Macau’s approach is comparatively bold in scale. Its inaugural guidance fund is set at MOP 20 billion—exceeding the combined size of Hong Kong’s recent initiatives—and adopts a broad investment mandate that spans emerging industries, transformation and upgrading projects, technology commercialization, areas aligned with the “One Center, One Platform, One Base” positioning, and projects that support integration with Hengqin and the Greater Bay Area. Governance will follow a “3+1” model, with the Chief Executive providing oversight, a management entity handling day‑to‑day operations, professional fund managers executing market‑oriented investment strategies, and a guidance committee of government officials, professionals and academics offering strategic counsel. The Chief Executive’s direct supervisory role underscores the fund’s strategic importance within Macau’s industrial planning.

Operational rules, return‑investment ratios and implementation assessment mechanisms for Macau’s fund have not yet been published; the Secretary for Economy and Finance, Dai Jianye, indicated a target to complete fund establishment and initiate manager selection within 2026. Observers note that Macau’s historical industrial base has not been well aligned with venture capital‑style technology investment, given the market’s small scale and limited cluster formation. However, the fund’s explicit support for linkage with Hengqin and the Greater Bay Area suggests its practical reach could extend to Zhuhai and the western Pearl River region, potentially amplifying its regional impact.

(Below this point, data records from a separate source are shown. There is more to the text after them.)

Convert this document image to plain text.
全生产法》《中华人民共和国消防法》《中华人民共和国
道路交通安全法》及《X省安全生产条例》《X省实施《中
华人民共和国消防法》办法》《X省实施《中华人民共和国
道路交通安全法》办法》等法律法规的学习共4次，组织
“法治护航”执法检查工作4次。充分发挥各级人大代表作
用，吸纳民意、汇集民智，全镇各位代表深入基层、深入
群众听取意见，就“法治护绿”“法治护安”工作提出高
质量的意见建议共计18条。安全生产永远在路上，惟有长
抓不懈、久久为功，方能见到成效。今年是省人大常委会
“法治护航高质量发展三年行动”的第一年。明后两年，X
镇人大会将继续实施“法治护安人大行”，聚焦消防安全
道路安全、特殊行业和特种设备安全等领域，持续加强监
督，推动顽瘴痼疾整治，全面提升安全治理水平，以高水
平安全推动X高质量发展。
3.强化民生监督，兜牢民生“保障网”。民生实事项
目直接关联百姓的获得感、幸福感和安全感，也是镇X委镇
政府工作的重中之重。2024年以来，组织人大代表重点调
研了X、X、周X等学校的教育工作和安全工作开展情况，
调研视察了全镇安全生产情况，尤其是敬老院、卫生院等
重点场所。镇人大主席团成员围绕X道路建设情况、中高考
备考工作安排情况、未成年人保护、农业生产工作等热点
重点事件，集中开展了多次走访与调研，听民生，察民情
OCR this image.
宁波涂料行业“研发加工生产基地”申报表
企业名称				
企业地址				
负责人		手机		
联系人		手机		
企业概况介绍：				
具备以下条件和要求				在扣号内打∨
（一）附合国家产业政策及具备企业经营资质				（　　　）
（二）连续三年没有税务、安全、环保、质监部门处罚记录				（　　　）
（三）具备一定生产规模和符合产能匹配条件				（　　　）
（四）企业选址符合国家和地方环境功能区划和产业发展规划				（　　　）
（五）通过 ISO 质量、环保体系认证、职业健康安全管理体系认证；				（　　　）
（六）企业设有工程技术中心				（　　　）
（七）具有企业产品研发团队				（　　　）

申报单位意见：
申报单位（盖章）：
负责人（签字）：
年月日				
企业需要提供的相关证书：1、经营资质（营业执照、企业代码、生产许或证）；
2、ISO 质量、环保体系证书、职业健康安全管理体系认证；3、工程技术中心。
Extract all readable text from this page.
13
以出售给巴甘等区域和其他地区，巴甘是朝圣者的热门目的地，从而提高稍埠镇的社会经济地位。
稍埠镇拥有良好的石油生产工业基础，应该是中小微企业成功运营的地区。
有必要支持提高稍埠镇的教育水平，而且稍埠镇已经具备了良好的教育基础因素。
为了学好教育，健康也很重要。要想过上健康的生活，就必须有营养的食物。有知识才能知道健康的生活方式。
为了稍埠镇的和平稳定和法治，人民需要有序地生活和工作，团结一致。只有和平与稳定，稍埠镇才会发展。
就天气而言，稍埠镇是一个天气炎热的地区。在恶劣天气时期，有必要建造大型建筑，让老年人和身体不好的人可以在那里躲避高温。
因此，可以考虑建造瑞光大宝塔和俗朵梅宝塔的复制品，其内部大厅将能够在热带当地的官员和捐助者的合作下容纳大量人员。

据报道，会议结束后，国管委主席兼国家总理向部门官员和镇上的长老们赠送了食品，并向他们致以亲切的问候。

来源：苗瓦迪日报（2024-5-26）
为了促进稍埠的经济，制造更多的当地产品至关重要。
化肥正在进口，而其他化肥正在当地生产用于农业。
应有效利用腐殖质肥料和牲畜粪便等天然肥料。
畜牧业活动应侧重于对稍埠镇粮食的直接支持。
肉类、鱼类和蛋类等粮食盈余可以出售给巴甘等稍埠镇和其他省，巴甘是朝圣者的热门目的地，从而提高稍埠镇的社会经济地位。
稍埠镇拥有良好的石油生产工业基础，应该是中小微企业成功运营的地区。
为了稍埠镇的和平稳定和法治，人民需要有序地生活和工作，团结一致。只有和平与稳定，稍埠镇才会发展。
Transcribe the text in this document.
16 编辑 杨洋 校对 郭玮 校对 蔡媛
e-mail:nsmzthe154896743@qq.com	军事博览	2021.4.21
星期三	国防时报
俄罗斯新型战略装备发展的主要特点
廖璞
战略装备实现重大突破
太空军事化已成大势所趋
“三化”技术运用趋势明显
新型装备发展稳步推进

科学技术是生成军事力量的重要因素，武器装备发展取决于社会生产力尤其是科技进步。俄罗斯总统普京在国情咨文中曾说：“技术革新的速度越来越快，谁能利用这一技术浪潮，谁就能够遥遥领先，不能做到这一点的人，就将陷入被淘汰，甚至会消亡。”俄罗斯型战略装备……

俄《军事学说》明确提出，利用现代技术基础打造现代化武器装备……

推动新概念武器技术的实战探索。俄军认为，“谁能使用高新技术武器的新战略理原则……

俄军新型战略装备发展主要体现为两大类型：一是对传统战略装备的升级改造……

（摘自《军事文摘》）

The market response to these policy signals has been swift. Over the past year, mainland venture capital firms have accelerated their Hong Kong deployments, forming vehicles such as the Gobi‑Redbird Innovation Fund with HKUST and the Hong Kong Investment Corporation, and co‑founding initiatives like the CMC AI Creative Fund. Licensed private equity and venture firms in Hong Kong surpassed 100 by November 2025, reflecting a growing concentration of investment activity in the territory. Institutions cite two primary drivers for this influx: diversified capital access—enabling exposure to existing U.S. dollar pools and emerging market capital from the Middle East and Southeast Asia—and targeted policy incentives that combine capital support with operational services such as tax optimization and mainland outbound facilitation.

The Hong Kong Investment Corporation’s portfolio illustrates the strategic tilt: by end‑2024 the institution reported approximately HKD 64 billion in assets, with 71 percent allocated to hard technology investments. Its leverage effect is notable—by August 2025 each HKD 1 of its investment had attracted more than HKD 5 of long‑term co‑investment, and the corporation had participated in over 130 projects. This catalytic role is helping to close the innovation loop from basic research through commercialization to industrial deployment and capital exit. As Dr. Yan observed, an accelerating innovation closed‑loop—spanning research, technology transfer, industrialization and exit—is fostering closer academia‑industry collaboration and enhancing Hong Kong’s capacity to nurture future hard‑technology enterprises.

Macau remains at an earlier stage of exploration, seeking its own pathway within the regional landscape. The differences between the two jurisdictions reflect distinct industrial endowments and strategic positioning, yet both are now mobilizing public and market resources to cultivate hard‑technology capabilities. As government guidance and market forces converge on both sides of the Pearl River, the region’s hard‑technology development is only beginning to take shape.